Hi,
Presumably you mean the Serial Comms (USB interface) was disconnected (to avoid any risks of "Phantom Powering"); The PICaxe Serial Input pin (Leg 2)
must be tied to ground (via a resistor).
IMHO the best starting point is the
base PIC Data Sheet where most of these parameters are specified, not just "typical" but also "worst case" and at elevated temperature, etc., almost impossible to measure yourself and avoiding the risk of measuring an unfortuantely "good" or "bad" sample. So most of the influence of the Brownout Detector and oscillator speeds, and much more, can be determined directly from the manufactuer!
But a few words of warning: Read the "grey" (background) data which applies to the PICaxe chips, not the "white" data which applies to the (sometimes much lower current) LP or XLP "nanowatt" versions. Also beware that when an M2 PICaxe is "sleeping", the WDT oscillator is still running (to wake it up again).
The data sheet tells us that the "input leakage current" of an I/O pin is typically only 5
nanoAmps at up to 85 degrees C and the maximum is 200 nA, so difficult to measure and of little consequence (even over 18 pins of a 20M2). Note that this current includes not just the digital input (gate), but the ADC input (if available), the Output stage (in tri-state mode) and also any leakage through the electrostatic protection diodes! However, the /MR pin (aka the Input Only pin, Leg 3), appears to have rather higher leakage and "special attention" may be worthwhile here.
HOWEVER, that is not what the OP asked, nor can I find the required information in the Data Sheet!
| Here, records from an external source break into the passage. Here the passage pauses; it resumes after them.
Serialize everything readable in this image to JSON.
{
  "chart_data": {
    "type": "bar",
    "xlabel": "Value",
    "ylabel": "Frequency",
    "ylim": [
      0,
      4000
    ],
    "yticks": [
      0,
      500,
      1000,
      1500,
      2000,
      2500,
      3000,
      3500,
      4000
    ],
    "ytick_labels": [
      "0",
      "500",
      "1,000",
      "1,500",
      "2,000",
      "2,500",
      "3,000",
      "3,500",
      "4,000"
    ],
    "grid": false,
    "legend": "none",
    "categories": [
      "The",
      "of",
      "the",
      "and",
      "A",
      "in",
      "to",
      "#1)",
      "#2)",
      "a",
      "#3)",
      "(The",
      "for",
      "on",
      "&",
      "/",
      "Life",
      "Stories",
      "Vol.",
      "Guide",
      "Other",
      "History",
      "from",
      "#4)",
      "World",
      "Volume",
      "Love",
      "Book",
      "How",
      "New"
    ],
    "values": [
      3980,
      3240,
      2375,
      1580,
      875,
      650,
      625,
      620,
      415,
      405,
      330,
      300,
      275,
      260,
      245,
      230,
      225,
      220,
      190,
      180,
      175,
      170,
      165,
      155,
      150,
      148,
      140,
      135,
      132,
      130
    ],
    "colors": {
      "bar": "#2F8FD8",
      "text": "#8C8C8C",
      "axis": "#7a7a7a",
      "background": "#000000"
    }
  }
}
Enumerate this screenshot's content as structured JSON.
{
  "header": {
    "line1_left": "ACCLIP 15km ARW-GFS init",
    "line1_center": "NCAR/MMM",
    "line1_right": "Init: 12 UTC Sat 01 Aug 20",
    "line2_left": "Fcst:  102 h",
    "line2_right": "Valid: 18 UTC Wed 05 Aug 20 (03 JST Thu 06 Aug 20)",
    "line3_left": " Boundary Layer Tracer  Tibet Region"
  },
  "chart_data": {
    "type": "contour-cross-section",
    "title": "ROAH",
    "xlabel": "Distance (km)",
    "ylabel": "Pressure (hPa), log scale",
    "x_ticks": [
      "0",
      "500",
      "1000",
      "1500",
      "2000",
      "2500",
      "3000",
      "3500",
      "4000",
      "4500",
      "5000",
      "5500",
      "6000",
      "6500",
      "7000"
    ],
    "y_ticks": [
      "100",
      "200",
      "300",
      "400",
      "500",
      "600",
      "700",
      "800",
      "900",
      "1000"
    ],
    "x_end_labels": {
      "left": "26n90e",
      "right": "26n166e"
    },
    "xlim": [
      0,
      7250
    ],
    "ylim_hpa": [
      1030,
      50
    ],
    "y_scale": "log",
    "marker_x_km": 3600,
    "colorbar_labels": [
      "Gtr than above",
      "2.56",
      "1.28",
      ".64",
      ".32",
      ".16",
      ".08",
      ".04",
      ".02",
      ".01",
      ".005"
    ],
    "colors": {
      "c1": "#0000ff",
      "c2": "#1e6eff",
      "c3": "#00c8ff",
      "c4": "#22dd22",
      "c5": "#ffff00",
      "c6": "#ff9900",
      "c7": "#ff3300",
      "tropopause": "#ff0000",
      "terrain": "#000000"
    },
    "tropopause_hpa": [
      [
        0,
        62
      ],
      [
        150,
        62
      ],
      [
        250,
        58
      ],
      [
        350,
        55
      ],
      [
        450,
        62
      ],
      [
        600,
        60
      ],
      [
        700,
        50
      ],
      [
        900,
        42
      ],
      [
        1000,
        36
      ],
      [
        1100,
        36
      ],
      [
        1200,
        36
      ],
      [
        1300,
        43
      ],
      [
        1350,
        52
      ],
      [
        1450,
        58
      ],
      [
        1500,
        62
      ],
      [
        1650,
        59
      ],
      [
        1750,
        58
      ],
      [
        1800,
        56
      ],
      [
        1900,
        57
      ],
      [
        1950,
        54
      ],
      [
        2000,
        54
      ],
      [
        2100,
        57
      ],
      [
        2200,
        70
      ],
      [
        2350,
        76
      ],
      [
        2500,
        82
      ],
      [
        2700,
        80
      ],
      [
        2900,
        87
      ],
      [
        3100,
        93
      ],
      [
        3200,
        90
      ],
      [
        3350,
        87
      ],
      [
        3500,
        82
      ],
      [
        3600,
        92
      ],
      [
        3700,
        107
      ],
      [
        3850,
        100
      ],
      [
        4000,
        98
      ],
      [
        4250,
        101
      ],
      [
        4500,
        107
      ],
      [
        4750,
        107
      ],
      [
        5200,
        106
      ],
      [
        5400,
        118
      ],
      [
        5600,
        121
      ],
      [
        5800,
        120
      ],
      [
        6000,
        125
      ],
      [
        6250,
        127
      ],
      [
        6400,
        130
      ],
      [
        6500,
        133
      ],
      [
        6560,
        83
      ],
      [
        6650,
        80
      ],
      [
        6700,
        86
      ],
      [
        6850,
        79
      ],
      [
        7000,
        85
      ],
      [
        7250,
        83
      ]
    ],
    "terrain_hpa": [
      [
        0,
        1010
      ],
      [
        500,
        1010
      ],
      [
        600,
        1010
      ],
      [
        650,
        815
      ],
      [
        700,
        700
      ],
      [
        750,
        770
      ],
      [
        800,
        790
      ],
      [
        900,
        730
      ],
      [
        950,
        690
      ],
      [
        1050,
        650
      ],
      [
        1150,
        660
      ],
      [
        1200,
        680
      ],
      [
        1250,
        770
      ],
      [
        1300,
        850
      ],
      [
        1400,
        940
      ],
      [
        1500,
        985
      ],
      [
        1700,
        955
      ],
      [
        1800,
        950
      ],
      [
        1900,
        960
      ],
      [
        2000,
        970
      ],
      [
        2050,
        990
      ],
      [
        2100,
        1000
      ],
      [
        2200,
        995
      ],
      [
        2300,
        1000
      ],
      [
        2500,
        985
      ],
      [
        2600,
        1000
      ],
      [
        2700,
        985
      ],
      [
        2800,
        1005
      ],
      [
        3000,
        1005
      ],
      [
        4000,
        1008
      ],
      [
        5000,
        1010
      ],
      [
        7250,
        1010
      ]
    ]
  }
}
What is required is expained in the excellent Microchip "Hints 'n Tips" document as follows:
In CMOS logic there are
two (Complementary) input transistors connected in "Push-Pull" configuration across the supply rail. If the input voltage is close to zero volts, the "top" transistor actually conducts (to push the internal voltage High to Vdd, but the lower transistor is "off", so no current flows between the supply rail and ground. Similarly, if the input voltage is close to Vdd then the lower transistor conducts, but the upper transistor has no (Vgs) bias, so again no cuurent flows. However, if the input voltage is "somewhere in the middle" then potentially
both FETs are close to or above their threshold voltage, so there might be a through current from supply to ground!
In practice this doesn't seem to be a major problem and I often just leave any "spare" pins floating (even on chips with a large number of pins) with no obvious effects. But where power consumption may be a significant issue then it definitely is worth configuring unused pins as ADC inputs (if available and convenient) or with (internal) Weak Pullup resistors. But of course ensure that the pins really
are "floating" (i.e. with no external impedance at all to ground) or you may increase the supply drain by far more than you intened to save.
Cheers, Alan.